EIV - Proposition 61
Un Désir tirant son origine de la Raison ne peut avoir d’excès.
DÉMONSTRATION
Le Désir considéré absolument (Déf. 1 des Aff.) est l’essence même de l’homme en tant qu’on le conçoit comme déterminé à quelque action ; un Désir donc tirant son origine de la Raison, c’est-à-dire (Prop. 3, p. III) se produisant en nous en tant que nous agissons, est l’essence même ou la nature de l’homme en tant qu’elle est conçue comme déterminée à faire ce qui se conçoit adéquatement par la seule essence de l’homme (Déf. 2, p. III). Si donc ce Désir pouvait être excessif, la nature humaine, considérée en elle seule, pourrait s’excéder elle-même, autrement dit pourrait plus qu’elle ne peut, ce qui est une contradiction manifeste ; en conséquence, un tel Désir ne peut avoir d’excès. C.Q.F.D. [*]
Cupiditas quæ ex ratione oritur, excessum habere nequit.
DEMONSTRATIO :
Cupiditas (per 1 affectuum definitionem) absolute considerata est ipsa hominis essentia quatenus quocunque modo determinata concipitur ad aliquid agendum adeoque cupiditas quæ ex ratione oritur hoc est (per propositionem 3 partis III) quæ in nobis ingeneratur quatenus agimus, est ipsa hominis essentia seu natura quatenus determinata concipitur ad agendum ea quæ per solam hominis essentiam adæquate concipiuntur (per definitionem 2 partis III) : si itaque hæc cupiditas excessum habere posset, posset ergo humana natura in se sola considerata se ipsam excedere sive plus posset quam potest, quod manifesta est contradictio ac proinde hæc cupiditas excessum habere nequit. Q.E.D.

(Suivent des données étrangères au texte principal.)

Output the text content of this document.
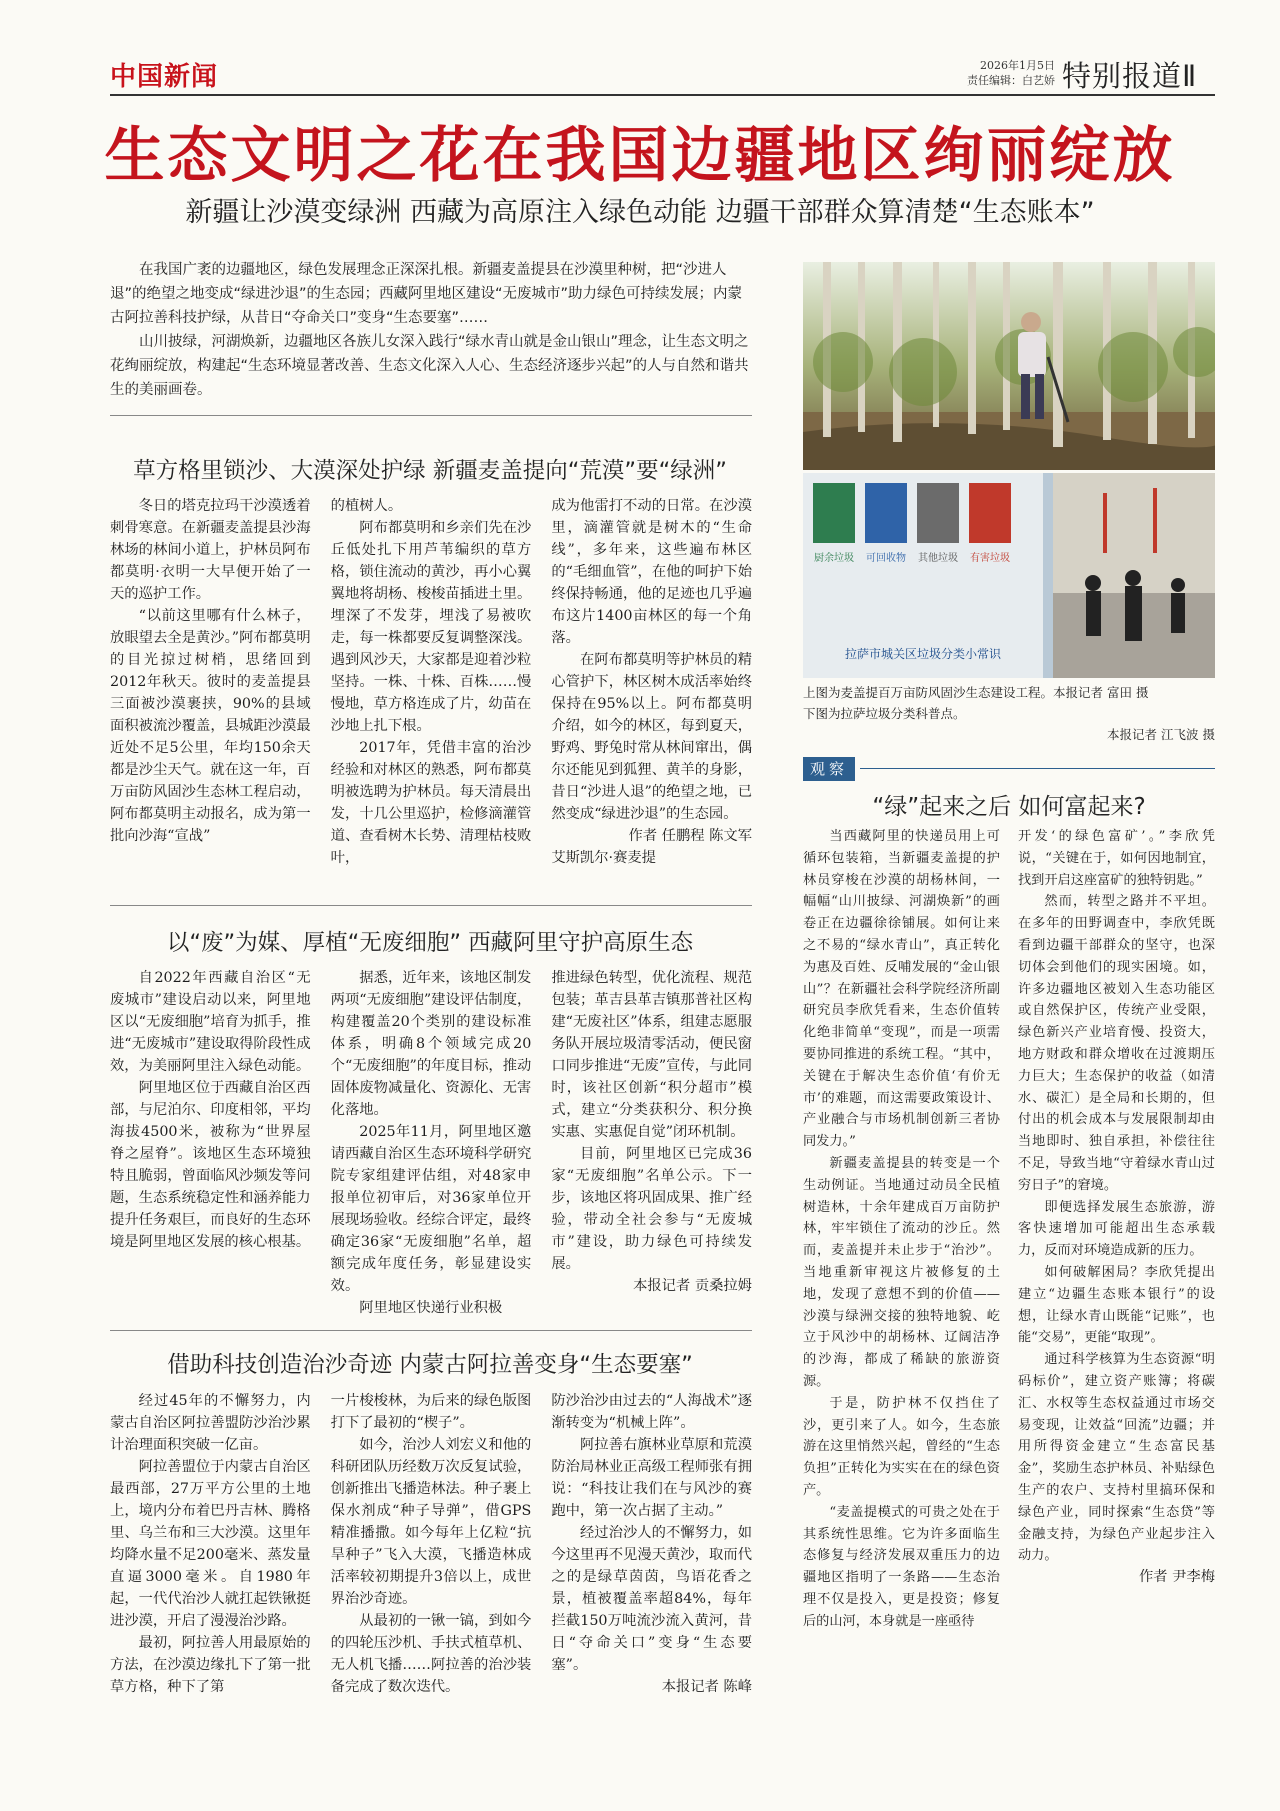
中国新闻	2026年1月5日
责任编辑：白艺娇 特别报道Ⅱ
生态文明之花在我国边疆地区绚丽绽放
新疆让沙漠变绿洲 西藏为高原注入绿色动能 边疆干部群众算清楚“生态账本”

在我国广袤的边疆地区，绿色发展理念正深深扎根。新疆麦盖提县在沙漠里种树，把“沙进人退”的绝望之地变成“绿进沙退”的生态园；西藏阿里地区建设“无废城市”助力绿色可持续发展；内蒙古阿拉善科技护绿，从昔日“夺命关口”变身“生态要塞”……

山川披绿，河湖焕新，边疆地区各族儿女深入践行“绿水青山就是金山银山”理念，让生态文明之花绚丽绽放，构建起“生态环境显著改善、生态文化深入人心、生态经济逐步兴起”的人与自然和谐共生的美丽画卷。

草方格里锁沙、大漠深处护绿 新疆麦盖提向“荒漠”要“绿洲”

冬日的塔克拉玛干沙漠透着刺骨寒意。在新疆麦盖提县沙海林场的林间小道上，护林员阿布都莫明·衣明一大早便开始了一天的巡护工作。

“以前这里哪有什么林子，放眼望去全是黄沙。”阿布都莫明的目光掠过树梢，思绪回到2012年秋天。彼时的麦盖提县三面被沙漠裹挟，90%的县域面积被流沙覆盖，县城距沙漠最近处不足5公里，年均150余天都是沙尘天气。就在这一年，百万亩防风固沙生态林工程启动，阿布都莫明主动报名，成为第一批向沙海“宣战”

的植树人。

阿布都莫明和乡亲们先在沙丘低处扎下用芦苇编织的草方格，锁住流动的黄沙，再小心翼翼地将胡杨、梭梭苗插进土里。埋深了不发芽，埋浅了易被吹走，每一株都要反复调整深浅。遇到风沙天，大家都是迎着沙粒坚持。一株、十株、百株……慢慢地，草方格连成了片，幼苗在沙地上扎下根。

2017年，凭借丰富的治沙经验和对林区的熟悉，阿布都莫明被选聘为护林员。每天清晨出发，十几公里巡护，检修滴灌管道、查看树木长势、清理枯枝败叶，

成为他雷打不动的日常。在沙漠里，滴灌管就是树木的“生命线”，多年来，这些遍布林区的“毛细血管”，在他的呵护下始终保持畅通，他的足迹也几乎遍布这片1400亩林区的每一个角落。

在阿布都莫明等护林员的精心管护下，林区树木成活率始终保持在95%以上。阿布都莫明介绍，如今的林区，每到夏天，野鸡、野兔时常从林间窜出，偶尔还能见到狐狸、黄羊的身影，昔日“沙进人退”的绝望之地，已然变成“绿进沙退”的生态园。

作者 任鹏程 陈文军
艾斯凯尔·赛麦提
以“废”为媒、厚植“无废细胞” 西藏阿里守护高原生态

自2022年西藏自治区“无废城市”建设启动以来，阿里地区以“无废细胞”培育为抓手，推进“无废城市”建设取得阶段性成效，为美丽阿里注入绿色动能。

阿里地区位于西藏自治区西部，与尼泊尔、印度相邻，平均海拔4500米，被称为“世界屋脊之屋脊”。该地区生态环境独特且脆弱，曾面临风沙频发等问题，生态系统稳定性和涵养能力提升任务艰巨，而良好的生态环境是阿里地区发展的核心根基。

据悉，近年来，该地区制发两项“无废细胞”建设评估制度，构建覆盖20个类别的建设标准体系，明确8个领域完成20个“无废细胞”的年度目标，推动固体废物减量化、资源化、无害化落地。

2025年11月，阿里地区邀请西藏自治区生态环境科学研究院专家组建评估组，对48家申报单位初审后，对36家单位开展现场验收。经综合评定，最终确定36家“无废细胞”名单，超额完成年度任务，彰显建设实效。

阿里地区快递行业积极

推进绿色转型，优化流程、规范包装；革吉县革吉镇那普社区构建“无废社区”体系，组建志愿服务队开展垃圾清零活动，便民窗口同步推进“无废”宣传，与此同时，该社区创新“积分超市”模式，建立“分类获积分、积分换实惠、实惠促自觉”闭环机制。

目前，阿里地区已完成36家“无废细胞”名单公示。下一步，该地区将巩固成果、推广经验，带动全社会参与“无废城市”建设，助力绿色可持续发展。

本报记者 贡桑拉姆
借助科技创造治沙奇迹 内蒙古阿拉善变身“生态要塞”

经过45年的不懈努力，内蒙古自治区阿拉善盟防沙治沙累计治理面积突破一亿亩。

阿拉善盟位于内蒙古自治区最西部，27万平方公里的土地上，境内分布着巴丹吉林、腾格里、乌兰布和三大沙漠。这里年均降水量不足200毫米、蒸发量直逼3000毫米。自1980年起，一代代治沙人就扛起铁锹挺进沙漠，开启了漫漫治沙路。

最初，阿拉善人用最原始的方法，在沙漠边缘扎下了第一批草方格，种下了第

一片梭梭林，为后来的绿色版图打下了最初的“楔子”。

如今，治沙人刘宏义和他的科研团队历经数万次反复试验，创新推出飞播造林法。种子裹上保水剂成“种子导弹”，借GPS精准播撒。如今每年上亿粒“抗旱种子”飞入大漠，飞播造林成活率较初期提升3倍以上，成世界治沙奇迹。

从最初的一锹一镐，到如今的四轮压沙机、手扶式植草机、无人机飞播……阿拉善的治沙装备完成了数次迭代。

防沙治沙由过去的“人海战术”逐渐转变为“机械上阵”。

阿拉善右旗林业草原和荒漠防治局林业正高级工程师张有拥说：“科技让我们在与风沙的赛跑中，第一次占据了主动。”

经过治沙人的不懈努力，如今这里再不见漫天黄沙，取而代之的是绿草茵茵，鸟语花香之景，植被覆盖率超84%，每年拦截150万吨流沙流入黄河，昔日“夺命关口”变身“生态要塞”。

本报记者 陈峰
厨余垃圾 可回收物 其他垃圾 有害垃圾
拉萨市城关区垃圾分类小常识
上图为麦盖提百万亩防风固沙生态建设工程。本报记者 富田 摄
下图为拉萨垃圾分类科普点。
本报记者 江飞波 摄
观察
“绿”起来之后 如何富起来?

当西藏阿里的快递员用上可循环包装箱，当新疆麦盖提的护林员穿梭在沙漠的胡杨林间，一幅幅“山川披绿、河湖焕新”的画卷正在边疆徐徐铺展。如何让来之不易的“绿水青山”，真正转化为惠及百姓、反哺发展的“金山银山”？在新疆社会科学院经济所副研究员李欣凭看来，生态价值转化绝非简单“变现”，而是一项需要协同推进的系统工程。“其中，关键在于解决生态价值‘有价无市’的难题，而这需要政策设计、产业融合与市场机制创新三者协同发力。”

新疆麦盖提县的转变是一个生动例证。当地通过动员全民植树造林，十余年建成百万亩防护林，牢牢锁住了流动的沙丘。然而，麦盖提并未止步于“治沙”。当地重新审视这片被修复的土地，发现了意想不到的价值——沙漠与绿洲交接的独特地貌、屹立于风沙中的胡杨林、辽阔洁净的沙海，都成了稀缺的旅游资源。

于是，防护林不仅挡住了沙，更引来了人。如今，生态旅游在这里悄然兴起，曾经的“生态负担”正转化为实实在在的绿色资产。

“麦盖提模式的可贵之处在于其系统性思维。它为许多面临生态修复与经济发展双重压力的边疆地区指明了一条路——生态治理不仅是投入，更是投资；修复后的山河，本身就是一座亟待

开发‘的绿色富矿’。”李欣凭说，“关键在于，如何因地制宜，找到开启这座富矿的独特钥匙。”

然而，转型之路并不平坦。在多年的田野调查中，李欣凭既看到边疆干部群众的坚守，也深切体会到他们的现实困境。如，许多边疆地区被划入生态功能区或自然保护区，传统产业受限，绿色新兴产业培育慢、投资大，地方财政和群众增收在过渡期压力巨大；生态保护的收益（如清水、碳汇）是全局和长期的，但付出的机会成本与发展限制却由当地即时、独自承担，补偿往往不足，导致当地“守着绿水青山过穷日子”的窘境。

即便选择发展生态旅游，游客快速增加可能超出生态承载力，反而对环境造成新的压力。

如何破解困局？李欣凭提出建立“边疆生态账本银行”的设想，让绿水青山既能“记账”，也能“交易”，更能“取现”。

通过科学核算为生态资源“明码标价”，建立资产账簿；将碳汇、水权等生态权益通过市场交易变现，让效益“回流”边疆；并用所得资金建立“生态富民基金”，奖励生态护林员、补贴绿色生产的农户、支持村里搞环保和绿色产业，同时探索“生态贷”等金融支持，为绿色产业起步注入动力。

作者 尹李梅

[*] (Saisset :) Tout désir qui naît de la raison ne peut être sujet à l’excès. Démonstration Le désir, considéré d’une manière absolue, c’est (par la Déf. 1 des passions) l’essence même de l’homme, en tant que déterminée de telle ou telle façon à une certaine action ; d’où il suit que le désir qui naît de la raison, c’est-à-dire (par la Propos. 3, part. 3) qui se forme en nous, en tant que nous agissons, c’est l’essence même de l’homme ou sa nature, en tant que déterminée à accomplir les actions qui se conçoivent d’une manière adéquate par cette seule essence (en vertu de la Déf. 2, part. 3). Si donc ce désir pouvait être sujet à l’excès, il faudrait que la nature humaine, prise en soi, pût s’excéder soi-même, c’est-à-dire que sa puissance excédât sa propre puissance, ce qui est une contradiction manifeste. D’où il faut conclure que ce désir ne peut avoir d’excès. C. Q. F. D.